Outra medida é que os pais que param em fila dupla não tem os filhos chamados pelo sistema de som, uma forma de lembrá-los que tal prática configura infração de trânsito. A reportagem não conseguiu contato com a direção das outras duas escolas citadas.
Quer multar? - Chefe da Divisão de Educação para o Trânsito da Agetran, Ivanise Rotta relata que há mais de uma década o setor faz campanhas para orientar sobre o tema “Fila Dupla, não”. Ela divide os infratores em dois grupos quando flagrados.
“95% fala que realmente tem que estacionar e caminhar até a porta da escola. Mas tem aqueles 5% que não ligam, mesmo quando são fiscalizados. Fala: quer multar? Multa. Isso que dói no bolso é equívoco. A pessoa tem carro de R$ 100 mil, R$ 70 mil e a multa vai ser baixíssima”, diz Ivanise, sobre o desafio de educar condutores.
Parar em fila dupla é infração grave, com multa de R$ 127 e cinco pontos na CNH (Carteira Nacional de Habilitação). No ano passado, foram 692 multas por fila dupla em Campo Grande.
“E a pessoa que para em fila dupla é a mesma que usa o celular no trânsito, passa no sinal vermelho, abusa da velocidade. Se considera o mais apressado, o mais atrasado, o mais importante”, diz.
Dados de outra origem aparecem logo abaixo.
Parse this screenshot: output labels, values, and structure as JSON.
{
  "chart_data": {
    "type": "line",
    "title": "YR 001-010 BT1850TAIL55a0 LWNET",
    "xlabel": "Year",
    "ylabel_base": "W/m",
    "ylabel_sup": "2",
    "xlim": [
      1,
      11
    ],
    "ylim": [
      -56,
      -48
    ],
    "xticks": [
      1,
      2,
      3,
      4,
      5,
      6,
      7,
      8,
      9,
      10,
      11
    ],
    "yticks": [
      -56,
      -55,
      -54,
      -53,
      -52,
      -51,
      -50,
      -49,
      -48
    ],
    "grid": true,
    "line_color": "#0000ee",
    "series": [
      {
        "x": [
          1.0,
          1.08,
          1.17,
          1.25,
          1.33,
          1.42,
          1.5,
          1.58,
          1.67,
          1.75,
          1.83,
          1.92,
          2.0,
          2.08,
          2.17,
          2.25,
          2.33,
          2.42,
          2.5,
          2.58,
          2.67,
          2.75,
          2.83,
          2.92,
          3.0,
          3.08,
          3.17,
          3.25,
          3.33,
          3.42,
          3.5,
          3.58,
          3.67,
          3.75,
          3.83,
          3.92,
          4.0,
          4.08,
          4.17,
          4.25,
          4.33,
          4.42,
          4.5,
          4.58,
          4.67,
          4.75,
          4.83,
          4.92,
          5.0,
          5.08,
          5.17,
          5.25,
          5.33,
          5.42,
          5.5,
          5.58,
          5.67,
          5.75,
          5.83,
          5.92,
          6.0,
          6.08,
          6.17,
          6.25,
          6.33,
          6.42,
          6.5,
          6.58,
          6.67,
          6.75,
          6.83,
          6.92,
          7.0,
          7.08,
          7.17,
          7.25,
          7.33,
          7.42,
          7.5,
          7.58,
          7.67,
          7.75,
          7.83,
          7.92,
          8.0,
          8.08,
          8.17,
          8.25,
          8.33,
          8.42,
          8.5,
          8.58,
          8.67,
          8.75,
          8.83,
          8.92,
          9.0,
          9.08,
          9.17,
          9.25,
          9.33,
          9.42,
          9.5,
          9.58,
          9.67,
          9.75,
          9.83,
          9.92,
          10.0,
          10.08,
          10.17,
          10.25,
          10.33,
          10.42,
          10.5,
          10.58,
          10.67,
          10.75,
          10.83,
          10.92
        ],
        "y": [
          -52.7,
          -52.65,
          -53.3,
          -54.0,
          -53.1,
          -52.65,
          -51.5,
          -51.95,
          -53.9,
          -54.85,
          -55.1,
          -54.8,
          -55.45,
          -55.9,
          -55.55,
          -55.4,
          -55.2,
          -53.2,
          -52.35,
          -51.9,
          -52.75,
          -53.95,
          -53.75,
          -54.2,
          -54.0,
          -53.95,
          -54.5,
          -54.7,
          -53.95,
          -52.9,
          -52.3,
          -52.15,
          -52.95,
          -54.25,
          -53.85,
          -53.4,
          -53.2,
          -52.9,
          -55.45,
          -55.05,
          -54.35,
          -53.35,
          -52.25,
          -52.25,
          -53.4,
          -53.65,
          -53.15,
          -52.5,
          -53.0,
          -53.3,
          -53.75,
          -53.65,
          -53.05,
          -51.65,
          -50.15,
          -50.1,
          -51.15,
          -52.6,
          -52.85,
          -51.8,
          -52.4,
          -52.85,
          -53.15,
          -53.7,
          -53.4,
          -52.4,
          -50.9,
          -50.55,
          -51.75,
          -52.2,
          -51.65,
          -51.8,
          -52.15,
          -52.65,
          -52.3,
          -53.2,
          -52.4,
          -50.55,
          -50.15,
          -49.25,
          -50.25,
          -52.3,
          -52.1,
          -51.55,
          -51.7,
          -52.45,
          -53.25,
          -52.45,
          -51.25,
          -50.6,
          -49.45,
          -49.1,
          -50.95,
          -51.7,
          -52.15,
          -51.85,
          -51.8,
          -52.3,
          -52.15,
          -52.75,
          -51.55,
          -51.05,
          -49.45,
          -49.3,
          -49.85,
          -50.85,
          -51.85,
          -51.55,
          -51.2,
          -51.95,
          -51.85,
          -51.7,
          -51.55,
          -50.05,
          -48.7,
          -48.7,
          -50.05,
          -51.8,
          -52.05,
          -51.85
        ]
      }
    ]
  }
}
Não é bonito – Ivanise conta que não raro ouve adultos comentando que levam “puxão de orelha” das crianças pela postura no trânsito, como, por exemplo, ao furar o sinal vermelho.
“A criança não pode ter essa responsabilidade, quem tem a CNH é o motorista. A pessoa infratora fica achando lindo. Mas isso é vergonhoso. Quem tem comportamento ético na vida, vai ter comportamento ético no trânsito”.
Psicóloga e professora da Uniderp, Avany Cardoso Leal destaca que as crianças aprendem pelo exemplo. “O exemplo arrasta, ele é implacável em relação ao que é dito. A criança vai reproduzir o modelo”, diz. Anavy explica que a postura o trânsito reflete características da personalidade.
“Tem a questão do egoismo, satisfazer a minha necessidade. Não se importa se isso vai perturbar, incomodar”, afirma.